Strategic Plan for Biodiversity 2011-2020, including Aichi Biodiversity Targets

TARGET 19 - Technical Rationale extended (provided in document COP/10/INF/12/Rev.1)

Strategic Goal E: Enhance implementation through participatory planning, knowledge management and capacity building

Target 19: By 2020, knowledge, the science base and technologies relating to biodiversity, its values, functioning, status and trends, and the consequences of its loss, are improved, widely shared and transferred, and applied.

Technical rationale: Each country needs access to information to identify threats to biodiversity and determine priorities for conservation and sustainable use. While nearly all Parties report that they are taking actions related to monitoring and research, most also indicate that the absence or difficulty in accessing scientific information is an obstacle to the implementation of the goals of the Convention. Action taken to reach this target will also benefit the other targets of the Strategic Plan by encouraging new research, the development of new technologies and improved monitoring. Such actions will strengthen the policy-science interface and will contribute to the fulfilment of the other elements of the Strategic Plan.

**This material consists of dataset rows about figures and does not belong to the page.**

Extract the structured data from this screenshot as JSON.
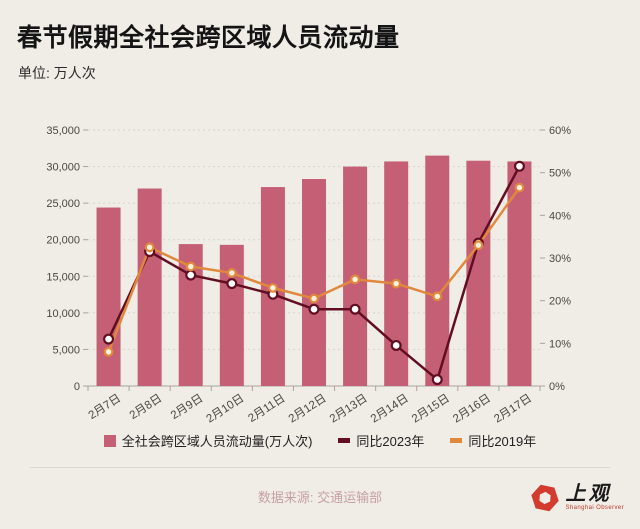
{
  "title": "春节假期全社会跨区域人员流动量",
  "subtitle": "单位: 万人次",
  "legend": [
    {
      "label": "全社会跨区域人员流动量(万人次)",
      "type": "square",
      "color": "#c55f76"
    },
    {
      "label": "同比2023年",
      "type": "dash",
      "color": "#620e22"
    },
    {
      "label": "同比2019年",
      "type": "dash",
      "color": "#e0883c"
    }
  ],
  "footer": {
    "source": "数据来源: 交通运输部",
    "logo_text": "上观",
    "logo_subtext": "Shanghai Observer"
  },
  "colors": {
    "background": "#f0ede7",
    "bar": "#c55f76",
    "line_2023": "#620e22",
    "line_2019": "#e0883c",
    "marker_fill_2023": "#ffffff",
    "marker_fill_2019": "#fdf3dd",
    "grid": "#d9d3c9",
    "axis": "#aaa49b",
    "axis_text": "#4b4741",
    "footer_text": "#c6a0a3",
    "logo_red": "#d23b2e"
  },
  "chart_data": {
    "type": "bar+line",
    "title": "春节假期全社会跨区域人员流动量",
    "unit": "万人次",
    "categories": [
      "2月7日",
      "2月8日",
      "2月9日",
      "2月10日",
      "2月11日",
      "2月12日",
      "2月13日",
      "2月14日",
      "2月15日",
      "2月16日",
      "2月17日"
    ],
    "bar_series": {
      "name": "全社会跨区域人员流动量(万人次)",
      "axis": "left",
      "values": [
        24400,
        27000,
        19400,
        19300,
        27200,
        28300,
        30000,
        30700,
        31500,
        30800,
        30700
      ]
    },
    "line_series": [
      {
        "name": "同比2023年",
        "axis": "right",
        "color_key": "line_2023",
        "values": [
          11,
          31.5,
          26,
          24,
          21.5,
          18,
          18,
          9.5,
          1.5,
          33.5,
          51.5
        ]
      },
      {
        "name": "同比2019年",
        "axis": "right",
        "color_key": "line_2019",
        "values": [
          8,
          32.5,
          28,
          26.5,
          23,
          20.5,
          25,
          24,
          21,
          33,
          46.5
        ]
      }
    ],
    "y_left": {
      "min": 0,
      "max": 35000,
      "step": 5000,
      "ticks": [
        "0",
        "5,000",
        "10,000",
        "15,000",
        "20,000",
        "25,000",
        "30,000",
        "35,000"
      ]
    },
    "y_right": {
      "min": 0,
      "max": 60,
      "step": 10,
      "ticks": [
        "0%",
        "10%",
        "20%",
        "30%",
        "40%",
        "50%",
        "60%"
      ]
    },
    "grid": "dashed horizontal, left-axis steps",
    "legend_position": "bottom"
  }
}
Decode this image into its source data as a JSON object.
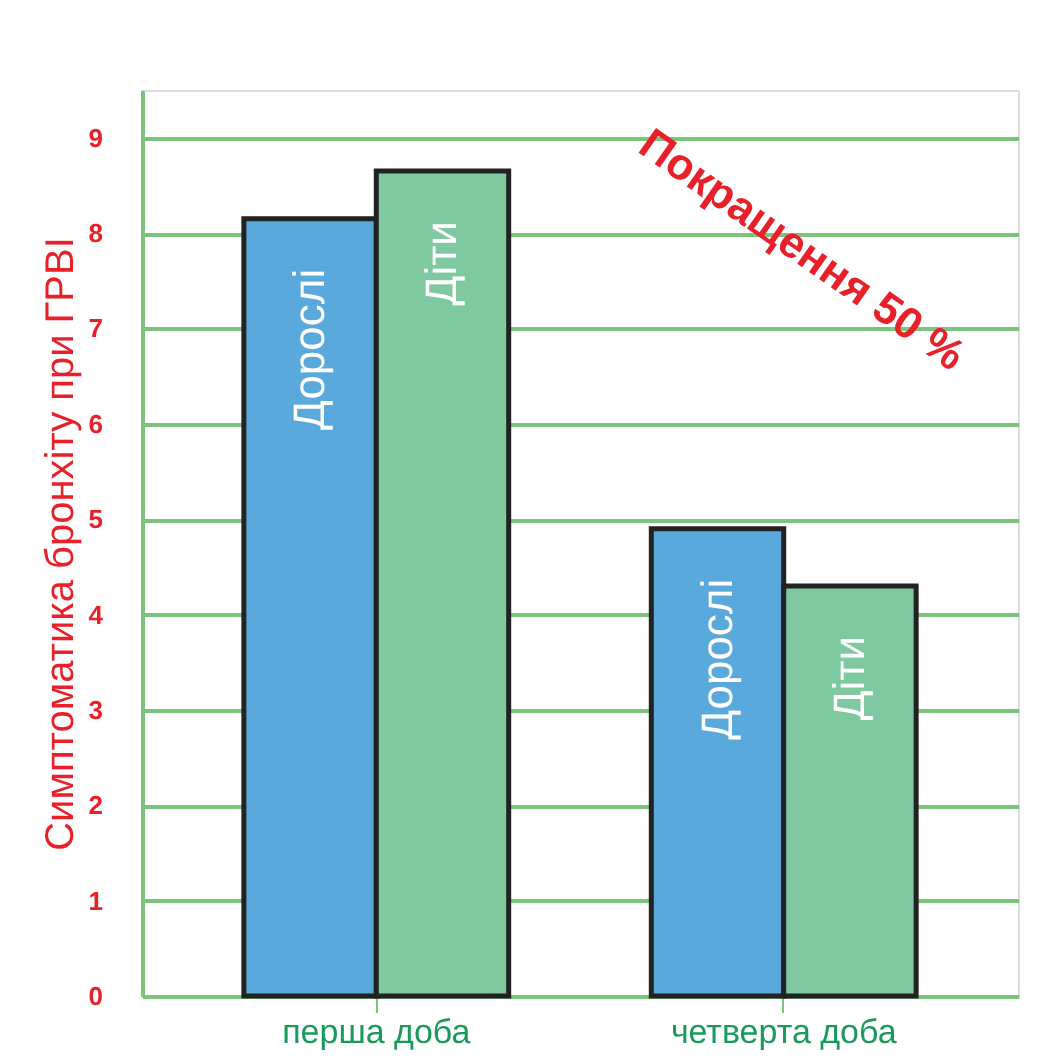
{
  "chart_data": {
    "type": "bar",
    "ylabel": "Симптоматика бронхіту при ГРВІ",
    "categories": [
      "перша доба",
      "четверта доба"
    ],
    "series": [
      {
        "name": "Дорослі",
        "color": "#5aa9dc",
        "values": [
          8.15,
          4.9
        ]
      },
      {
        "name": "Діти",
        "color": "#7fc9a0",
        "values": [
          8.65,
          4.3
        ]
      }
    ],
    "ylim": [
      0,
      9.5
    ],
    "yticks": [
      0,
      1,
      2,
      3,
      4,
      5,
      6,
      7,
      8,
      9
    ],
    "grid": "y",
    "annotations": [
      "Покращення 50 %"
    ]
  }
}
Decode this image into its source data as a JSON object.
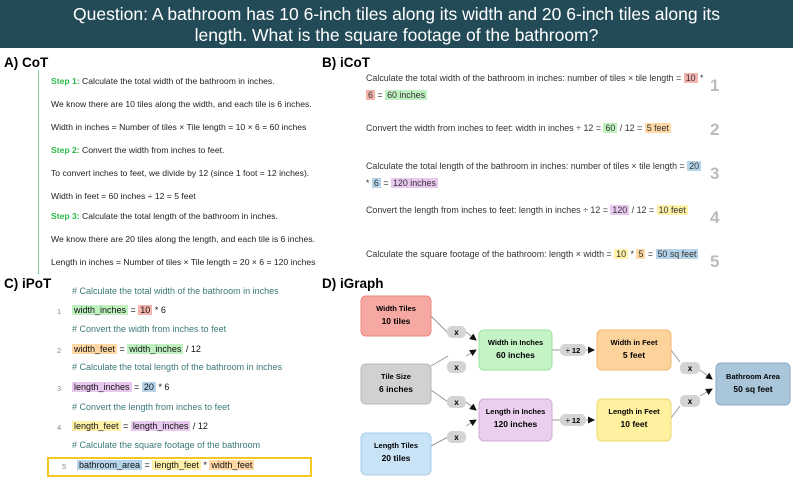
{
  "question": {
    "line1": "Question: A bathroom has 10 6-inch tiles along its width and 20 6-inch tiles along its",
    "line2": "length. What is the square footage of the bathroom?"
  },
  "sections": {
    "cot": "A) CoT",
    "icot": "B) iCoT",
    "ipot": "C) iPoT",
    "igraph": "D) iGraph"
  },
  "cot": {
    "steps": [
      {
        "label": "Step 1:",
        "lines": [
          "Calculate the total width of the bathroom in inches.",
          "We know there are 10 tiles along the width, and each tile is 6 inches.",
          "Width in inches = Number of tiles × Tile length = 10 × 6 = 60 inches"
        ]
      },
      {
        "label": "Step 2:",
        "lines": [
          "Convert the width from inches to feet.",
          "To convert inches to feet, we divide by 12 (since 1 foot = 12 inches).",
          "Width in feet = 60 inches ÷ 12 = 5 feet"
        ]
      },
      {
        "label": "Step 3:",
        "lines": [
          "Calculate the total length of the bathroom in inches.",
          "We know there are 20 tiles along the length, and each tile is 6 inches.",
          "Length in inches = Number of tiles × Tile length = 20 × 6 = 120 inches"
        ]
      }
    ]
  },
  "icot": {
    "rows": [
      {
        "num": "1",
        "text": "Calculate the total width of the bathroom in inches: number of tiles × tile length = ",
        "a": "10",
        "op": " * ",
        "b": "6",
        "eq": " = ",
        "r": "60 inches"
      },
      {
        "num": "2",
        "text": "Convert the width from inches to feet: width in inches ÷ 12 = ",
        "a": "60",
        "op": " / 12 = ",
        "r": "5 feet"
      },
      {
        "num": "3",
        "text": "Calculate the total length of the bathroom in inches: number of tiles × tile length = ",
        "a": "20",
        "op": " * ",
        "b": "6",
        "eq": " = ",
        "r": "120 inches"
      },
      {
        "num": "4",
        "text": "Convert the length from inches to feet: length in inches ÷ 12 = ",
        "a": "120",
        "op": " / 12 = ",
        "r": "10 feet"
      },
      {
        "num": "5",
        "text": "Calculate the square footage of the bathroom: length × width = ",
        "a": "10",
        "op": " * ",
        "b": "5",
        "eq": " = ",
        "r": "50 sq feet"
      }
    ]
  },
  "ipot": {
    "lines": [
      {
        "comment": "# Calculate the total width of the bathroom in inches"
      },
      {
        "num": "1",
        "v": "width_inches",
        "eq": " = ",
        "a": "10",
        "rest": " * 6"
      },
      {
        "comment": "# Convert the width from inches to feet"
      },
      {
        "num": "2",
        "v": "width_feet",
        "eq": " = ",
        "a": "width_inches",
        "rest": " / 12"
      },
      {
        "comment": "# Calculate the total length of the bathroom in inches"
      },
      {
        "num": "3",
        "v": "length_inches",
        "eq": " = ",
        "a": "20",
        "rest": " * 6"
      },
      {
        "comment": "# Convert the length from inches to feet"
      },
      {
        "num": "4",
        "v": "length_feet",
        "eq": " = ",
        "a": "length_inches",
        "rest": " / 12"
      },
      {
        "comment": "# Calculate the square footage of the bathroom"
      },
      {
        "num": "5",
        "v": "bathroom_area",
        "eq": " = ",
        "a": "length_feet",
        "op": " * ",
        "b": "width_feet"
      }
    ]
  },
  "igraph": {
    "nodes": {
      "width_tiles": {
        "title": "Width Tiles",
        "value": "10 tiles",
        "color": "#f6a9a2",
        "border": "#e7877f"
      },
      "tile_size": {
        "title": "Tile Size",
        "value": "6 inches",
        "color": "#d1d1d1",
        "border": "#b8b8b8"
      },
      "length_tiles": {
        "title": "Length Tiles",
        "value": "20 tiles",
        "color": "#c9e3f6",
        "border": "#a9cde9"
      },
      "width_inches": {
        "title": "Width in Inches",
        "value": "60 inches",
        "color": "#c4f3c5",
        "border": "#9fe0a2"
      },
      "length_inches": {
        "title": "Length in Inches",
        "value": "120 inches",
        "color": "#ebcfee",
        "border": "#d3a8d8"
      },
      "width_feet": {
        "title": "Width in Feet",
        "value": "5 feet",
        "color": "#fdd39c",
        "border": "#f0b870"
      },
      "length_feet": {
        "title": "Length in Feet",
        "value": "10 feet",
        "color": "#fff1a0",
        "border": "#ecd870"
      },
      "bathroom_area": {
        "title": "Bathroom Area",
        "value": "50 sq feet",
        "color": "#a9c6db",
        "border": "#86a9c4"
      }
    },
    "op_mul": "x",
    "op_div": "÷ 12"
  }
}
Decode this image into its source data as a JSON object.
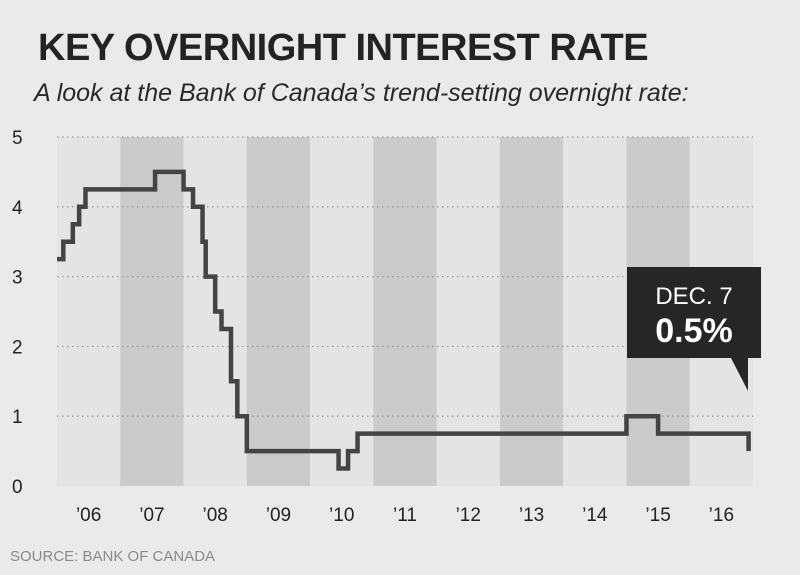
{
  "header": {
    "title": "KEY OVERNIGHT INTEREST RATE",
    "subtitle": "A look at the Bank of Canada’s trend-setting overnight rate:"
  },
  "source": "SOURCE: BANK OF CANADA",
  "callout": {
    "date": "DEC. 7",
    "value": "0.5%"
  },
  "colors": {
    "line": "#444444",
    "band_dark": "#cbcbcb",
    "band_light": "#e4e4e4",
    "callout_bg": "#262626"
  },
  "chart_data": {
    "type": "line",
    "title": "KEY OVERNIGHT INTEREST RATE",
    "subtitle": "A look at the Bank of Canada’s trend-setting overnight rate:",
    "xlabel": "",
    "ylabel": "",
    "x_ticks": [
      "’06",
      "’07",
      "’08",
      "’09",
      "’10",
      "’11",
      "’12",
      "’13",
      "’14",
      "’15",
      "’16"
    ],
    "xlim": [
      2006,
      2017
    ],
    "ylim": [
      0,
      5
    ],
    "y_ticks": [
      "0",
      "1",
      "2",
      "3",
      "4",
      "5"
    ],
    "grid": true,
    "step": true,
    "series": [
      {
        "name": "",
        "x": [
          2006.0,
          2006.1,
          2006.25,
          2006.35,
          2006.45,
          2007.55,
          2008.0,
          2008.15,
          2008.3,
          2008.35,
          2008.5,
          2008.6,
          2008.75,
          2008.85,
          2009.0,
          2010.45,
          2010.6,
          2010.75,
          2015.0,
          2015.5,
          2016.93
        ],
        "y": [
          3.25,
          3.5,
          3.75,
          4.0,
          4.25,
          4.5,
          4.25,
          4.0,
          3.5,
          3.0,
          2.5,
          2.25,
          1.5,
          1.0,
          0.5,
          0.25,
          0.5,
          0.75,
          1.0,
          0.75,
          0.5
        ]
      }
    ],
    "annotation": {
      "date": "DEC. 7",
      "value": "0.5%"
    }
  }
}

Implementation: For knowledge that is already available, access could be improved through the further development of the clearing-house mechanism at national and global levels. Relevant information includes biodiversity-related data as well as tools and methodologies for biodiversity conservation, sustainable use and benefit sharing, and case-studies of their use. Further efforts are also needed, at multiple scales, to improve biodiversity-related knowledge and reduce uncertainties around the relationship between biodiversity change, ecosystem services and impacts on human well-being. With regards to the sharing of technologies related to biodiversity, this should be consistent with Article 16 of the Convention. This requires substantial investment in global and national biodiversity observation networks, implementation of the Global Taxonomy Initiative, and further investment in research, including modelling and participatory research. Improvements are also needed in the science-policy interface.

Indicators and baseline information: An indicator for technology transfer is under development. Possible process indicators include: the number of countries with national clearing-house mechanisms; visitors/per year at each national CHM website; a globally agreed set of status and trends metrics; extent of data coverage for global biodiversity indicators and measures; and the use of biodiversity-related information in the fifth and sixth national reports.

Milestones:

Options for milestones for this target include:
  • By 2012, a review of the relevant knowledge and technologies available in-country and of the gaps in knowledge and technologies necessary to implement the Convention, has been carried out;
  • By 2014, a national clearing-house mechanism is established, together with a strategy to improve access to knowledge and technologies.